Facebook says the new multilingual machine translation model was created to help its more than two billion users worldwide. The company is still testing the translation system – which it calls M2M-100 - and hopes to add it to different products in the future.
Facebook表示,创建这一新的多语言机器翻译模型是为了帮助该公司在全球超过20亿的用户。该公司仍在测试这款名为M2M-100的翻译系统,并希望将来能将其添加到其它产品中。
The social media service says it has made the system open source -- meaning its computer code will be freely available for others to copy or change.
这家社交媒体公司称已经将该系统开源,这意味着其计算机代码将可供他人免费复制或修改。
Angela Fan, a research assistant at Facebook, explained the new machine translation model this week on one of the company's websites. She said its development represented a "milestone" in progress after years of "foundational work in machine translation."
Facebook研究助理安吉拉·范本周在该公司的一个网站上解释了这种新的机器翻译模型。她称该模型的开发代表着多年“机器翻译基础工作”进程上的一座“里程碑。”
Fan said the model produces better results than other machine learning systems that depend on English to help in the translation process. The other systems use it as an intermediate step -- like a bridge -- to translate between two non-English languages.
范女士表示,与其它在翻译过程中依赖英语帮助的机器学习系统相比,该系统能够生成更好的翻译结果。其它系统将英语作为两种非英语语言之间进行翻译的桥梁。
One example would be a translation from Chinese to French. Fan noted that many machine translation models begin by translating from Chinese to English first, and then from English to French. This is done "because English training data is the most widely available," she said. But such a method can lead to mistakes in translation.
其中一个例子是从中文到法语的翻译。范女士指出,许多机器翻译模型先将中文翻译成英语,然后再将英语翻译成法文。她说,这样做的原因“是因为英语训练数据是最广泛的。”但是这种做法可能会导致翻译错误。
"Our model directly trains on Chinese to French data to better preserve meaning," Fan said. Facebook said the system outperformed English-centered systems in a widely used system that uses data to measure the quality of machine translations.
范女士表示:“我们的模型直接训练中文到法语的数据,以更好地保留语义。”Facebook表示,该模型在一款用于衡量机器翻译质量的系统中的表现要优于以英语为中心的翻译模型。
Facebook says about two-thirds of its users communicate in a language other than English. The company already carries out an average of 20 billion translations every day on Facebook's News Feed. But it faces a huge test with many users publishing massive amounts of content in more than 160 languages.
Facebook表示,该公司大约2/3的用户使用英语以外的语言进行交流。该公司已经在Facebook网站的新闻源上平均每天进行200亿次翻译。但是它面临了巨大的考验,许多用户发布了超过160种语言的大量内容。
The development team trained, or directed, the new model on a data set of 7.5 billion sentence pairs for 100 languages. In addition, the system was trained on a total of 2,200 language directions. Facebook said this is 10 times the number on the best machine translation models in the past.
该开发团队用100种语言的75亿对句子的数据集训练或指导这款新模型。此外,该系统共接受了2200种语言方向的训练。Facebook表示,这在数量上是过去最佳机器翻译模型的10倍。
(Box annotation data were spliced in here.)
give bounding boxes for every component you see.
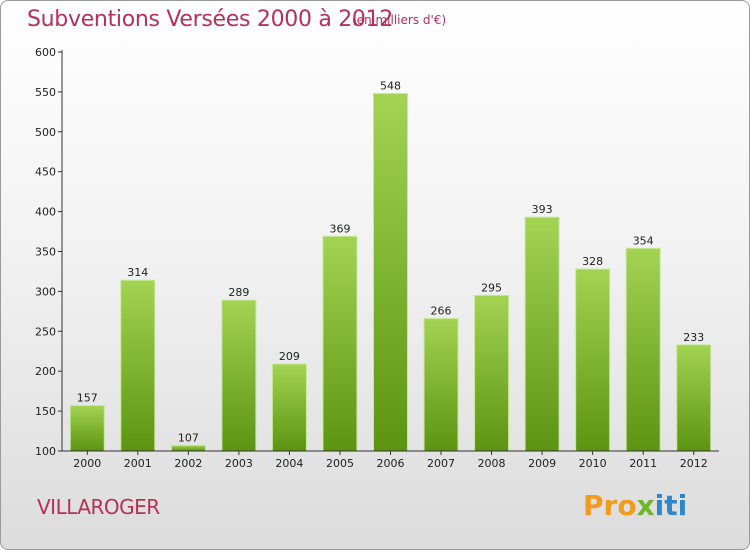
logo-part-2: x (636, 489, 655, 522)
y-tick-label: 600 (35, 46, 56, 59)
x-tick-label: 2011 (629, 457, 657, 470)
bar-value-label: 295 (481, 281, 502, 294)
y-tick-label: 200 (35, 365, 56, 378)
bar-value-label: 233 (683, 331, 704, 344)
bar (69, 405, 105, 452)
x-tick-label: 2002 (174, 457, 202, 470)
bar-value-label: 314 (127, 266, 148, 279)
y-tick-label: 300 (35, 285, 56, 298)
bar (322, 235, 358, 452)
x-tick-label: 2001 (124, 457, 152, 470)
x-tick-label: 2008 (478, 457, 506, 470)
bar (120, 279, 156, 452)
logo-part-3: iti (654, 489, 688, 522)
y-tick-label: 550 (35, 86, 56, 99)
x-tick-label: 2012 (680, 457, 708, 470)
y-tick-label: 100 (35, 445, 56, 458)
place-name: VILLAROGER (37, 495, 160, 519)
x-tick-label: 2007 (427, 457, 455, 470)
y-tick-label: 150 (35, 405, 56, 418)
bars: 157 314 107 289 209 369 548 266 295 393 328 354 233 (69, 79, 712, 452)
bar-value-label: 209 (279, 350, 300, 363)
bar (221, 299, 257, 452)
bar-value-label: 289 (228, 286, 249, 299)
bar-value-label: 354 (633, 234, 654, 247)
y-axis: 100 150 200 250 300 350 400 450 500 550 600 (35, 46, 63, 458)
logo-part-1: Pro (583, 489, 637, 522)
y-tick-label: 450 (35, 166, 56, 179)
bar (423, 318, 459, 452)
bar-value-label: 393 (532, 203, 553, 216)
x-tick-label: 2006 (377, 457, 405, 470)
bar (373, 92, 408, 452)
bar (575, 268, 611, 452)
bar-value-label: 328 (582, 255, 603, 268)
y-tick-label: 400 (35, 206, 56, 219)
bar (271, 363, 307, 452)
bar (524, 216, 560, 452)
y-tick-label: 250 (35, 325, 56, 338)
bar (676, 344, 712, 452)
x-tick-label: 2000 (73, 457, 101, 470)
bar-value-label: 107 (178, 431, 199, 444)
y-tick-label: 350 (35, 246, 56, 259)
bar (474, 294, 510, 452)
bar (625, 247, 661, 452)
x-tick-label: 2003 (225, 457, 253, 470)
bar-value-label: 548 (380, 79, 401, 92)
x-tick-label: 2004 (275, 457, 303, 470)
bar-value-label: 157 (77, 392, 98, 405)
bar-value-label: 266 (431, 305, 452, 318)
bar-value-label: 369 (329, 222, 350, 235)
x-tick-label: 2009 (528, 457, 556, 470)
y-tick-label: 500 (35, 126, 56, 139)
x-axis: 2000 2001 2002 2003 2004 2005 2006 2007 2008 2009… (62, 450, 719, 470)
x-tick-label: 2010 (579, 457, 607, 470)
x-tick-label: 2005 (326, 457, 354, 470)
chart-subtitle: (en milliers d'€) (352, 13, 447, 27)
bar (170, 444, 206, 452)
chart-title: Subventions Versées 2000 à 2012 (27, 7, 394, 32)
proxiti-logo[interactable]: Proxiti (583, 489, 687, 522)
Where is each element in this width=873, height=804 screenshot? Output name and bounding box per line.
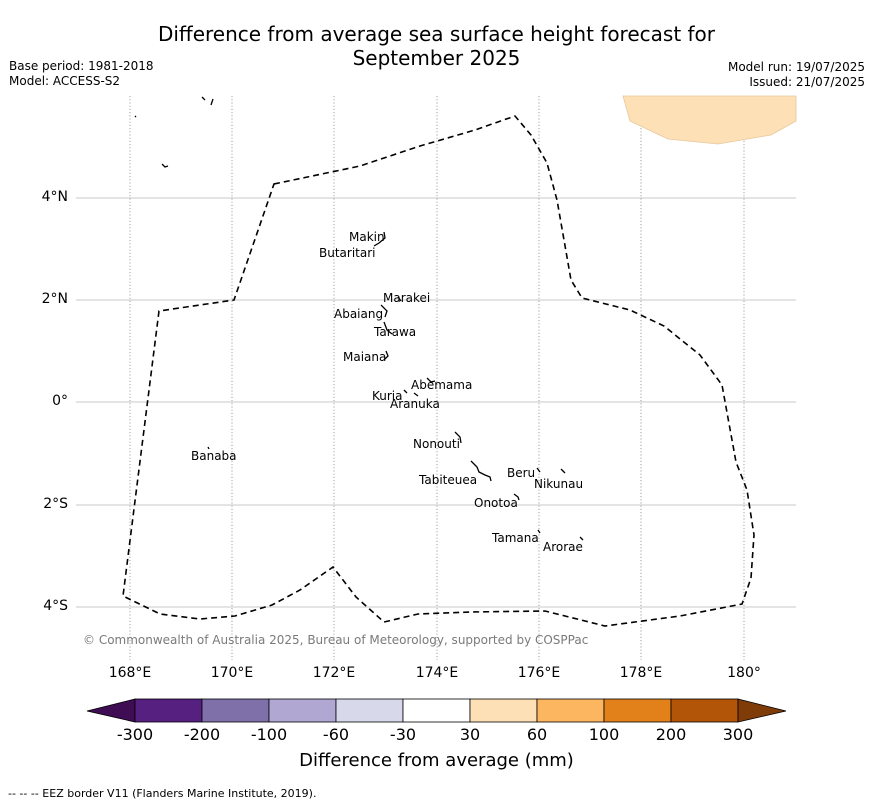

One difficulty the team faced was trying to develop an effective machine translation system for language combinations that are not widely used. Facebook calls these "low-resource languages." The data used to create the new model was collected from content available on the internet. But there is limited internet data on low-resource languages.
该团队面临的困难之一是试图为未广泛使用的语言组合开发有效的机器翻译系统。Facebook称这些是“低资源语言。”这些用于创建新模型的数据是从互联网上的内容中收集到的。但是,低资源语言在互联网上的数据有限。
To deal with this problem, Facebook said it used a method called back-translation. This method can create "synthetic translations" to increase the amount of data used to train on low-resource languages.
为了解决这个问题,Facebook称其利用了一种名为“反向翻译”的办法。这种办法可以创建“合成翻译,”以增加用于训练低资源语言的数据量。
For now, the company says, it plans to continue exploring new language research methods while working to improve the new model. No date has been set for launching the translation system on Facebook.
该公司表示,目前它计划继续探索新的语言研究方法,同时努力改进这款新模型。该公司尚未确定在Facebook网站上启用该翻译系统的日期。
But Angela Fan said the new system marks an important step for Facebook, especially for the times we live in. "Breaking language barriers through machine language translation is one of the most important ways to bring people together, provide authoritative information on COVID-19, and keep them safe from harmful content," she said.
但是范女士表示,该新系统标志着Facebook迈出了重要的一步,尤其是对于我们所处的时代来说。她说:“通过机器翻译打破语言障碍,这是将人们团结在一起,提供新冠肺炎权威信息,并使得他们免受有害内容毒害的最重要手段之一。”